The Abolition of Britain.
2nd. ed. San Francisco: Encounter Books, 2002.
ISBN 1-893554-39-2.
-
History records many examples of the collapse of once great and
long-established cultures. Usually, such events are the consequence
of military defeat, occupation or colonisation by a foreign power,
violent revolution and its totalitarian aftermath, natural disasters,
or other dramatic and destructive events. In this book, Peter
Hitchens chronicles the collapse, within the span of a
single human lifetime (bracketed by the funerals of Winston
Churchill in 1965 and Princess Diana in 1997), of the culture
which made Britain British, and maintained domestic peace
in England and Wales since 1685 (and Scotland since Culloden in 1746)

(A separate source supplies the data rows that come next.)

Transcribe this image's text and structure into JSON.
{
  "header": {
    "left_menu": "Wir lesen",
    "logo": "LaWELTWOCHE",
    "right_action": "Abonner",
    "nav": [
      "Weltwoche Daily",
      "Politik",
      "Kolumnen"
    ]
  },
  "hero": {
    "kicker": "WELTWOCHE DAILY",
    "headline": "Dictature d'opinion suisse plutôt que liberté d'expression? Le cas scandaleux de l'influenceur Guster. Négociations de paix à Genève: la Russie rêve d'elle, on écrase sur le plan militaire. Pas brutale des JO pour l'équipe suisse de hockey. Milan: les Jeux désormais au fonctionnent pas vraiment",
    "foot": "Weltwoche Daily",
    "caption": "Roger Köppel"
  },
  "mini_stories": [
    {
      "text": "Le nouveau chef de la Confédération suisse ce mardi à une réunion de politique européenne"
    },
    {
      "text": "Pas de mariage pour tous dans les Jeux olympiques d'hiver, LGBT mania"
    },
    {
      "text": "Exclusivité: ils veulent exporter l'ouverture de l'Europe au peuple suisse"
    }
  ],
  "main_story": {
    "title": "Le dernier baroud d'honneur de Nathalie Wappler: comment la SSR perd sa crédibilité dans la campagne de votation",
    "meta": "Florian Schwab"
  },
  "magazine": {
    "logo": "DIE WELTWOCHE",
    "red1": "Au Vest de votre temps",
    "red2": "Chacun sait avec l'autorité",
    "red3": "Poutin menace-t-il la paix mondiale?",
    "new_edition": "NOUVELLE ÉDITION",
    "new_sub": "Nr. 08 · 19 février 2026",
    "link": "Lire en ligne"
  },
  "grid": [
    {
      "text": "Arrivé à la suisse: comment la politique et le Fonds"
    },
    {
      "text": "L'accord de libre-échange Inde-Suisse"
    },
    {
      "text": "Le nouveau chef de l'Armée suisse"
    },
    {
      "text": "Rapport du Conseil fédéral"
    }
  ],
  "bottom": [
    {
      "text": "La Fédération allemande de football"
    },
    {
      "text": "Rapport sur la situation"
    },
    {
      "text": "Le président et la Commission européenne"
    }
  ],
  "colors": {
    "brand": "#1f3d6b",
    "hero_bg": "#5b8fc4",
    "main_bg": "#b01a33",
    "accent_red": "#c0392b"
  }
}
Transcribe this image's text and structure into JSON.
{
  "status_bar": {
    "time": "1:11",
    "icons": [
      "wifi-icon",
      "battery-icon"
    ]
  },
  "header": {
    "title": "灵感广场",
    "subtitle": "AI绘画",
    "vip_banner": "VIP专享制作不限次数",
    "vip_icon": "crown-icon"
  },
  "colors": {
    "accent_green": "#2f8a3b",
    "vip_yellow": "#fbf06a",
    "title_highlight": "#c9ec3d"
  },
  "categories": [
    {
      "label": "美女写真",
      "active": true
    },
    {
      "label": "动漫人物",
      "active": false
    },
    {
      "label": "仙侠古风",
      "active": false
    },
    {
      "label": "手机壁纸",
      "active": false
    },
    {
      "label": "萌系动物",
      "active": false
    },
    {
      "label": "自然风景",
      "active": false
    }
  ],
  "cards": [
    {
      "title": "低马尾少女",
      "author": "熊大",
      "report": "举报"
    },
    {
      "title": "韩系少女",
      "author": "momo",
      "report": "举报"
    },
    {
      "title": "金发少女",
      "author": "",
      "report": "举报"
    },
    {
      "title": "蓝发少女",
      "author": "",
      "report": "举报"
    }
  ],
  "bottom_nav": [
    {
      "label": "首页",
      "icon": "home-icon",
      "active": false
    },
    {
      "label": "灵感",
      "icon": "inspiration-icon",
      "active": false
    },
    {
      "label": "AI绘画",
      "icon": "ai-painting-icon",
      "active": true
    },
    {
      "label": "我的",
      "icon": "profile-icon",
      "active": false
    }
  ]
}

while the Continent was repeatedly convulsed by war and revolution.
The collapse in Britain, however, occurred following victory
in a global conflict in which, at the start, Britain stood alone
against tyranny and barbarism, and although rooted in a time
of postwar privation, demotion from great power status, and loss
of empire, ran its course as the nation experienced unprecedented
and broadly-based prosperity.
Hitchens argues that the British cultural collapse was almost entirely
the result of well-intentioned “reform” and “modernisation” knocking
out the highly evolved and subtly interconnected pillars which
supported the culture, set in motion, perhaps, by immersion in
American culture during World War II (see chapter 16—this argument
seems rather dubious to me, since many of the postwar changes in
Britain also occurred in the U.S., but afterward), and
reinforced and accelerated by television broadcasting, the perils of
which were prophetically sketched by T.S. Eliot in 1950
(p. 128). When the pillars of a culture: historical memory,
national identity and pride, religion and morality, family, language,
community, landscape and architecture, decency, and education are
dislodged, even slightly, what ensues is much like the “controlled
implosion” demolition of a building, with the Hobbesian forces of
“every man for himself” taking the place of gravity in pulling down
the structure and creating the essential preconditions for the
replacement of bottom-up self-government by self-reliant citizens with
authoritarian rule by élite such as Tony Blair's ambition of U.S.-style
presidential power and, the leviathan where the
road to serfdom leads, the emerging
anti-democratic Continental super-state.
This U.S second edition includes notes which explain British terms and
personalities unlikely to be familiar to readers abroad, a preface
addressed to American readers, and an afterword discussing the 2001
general election and subsequent events.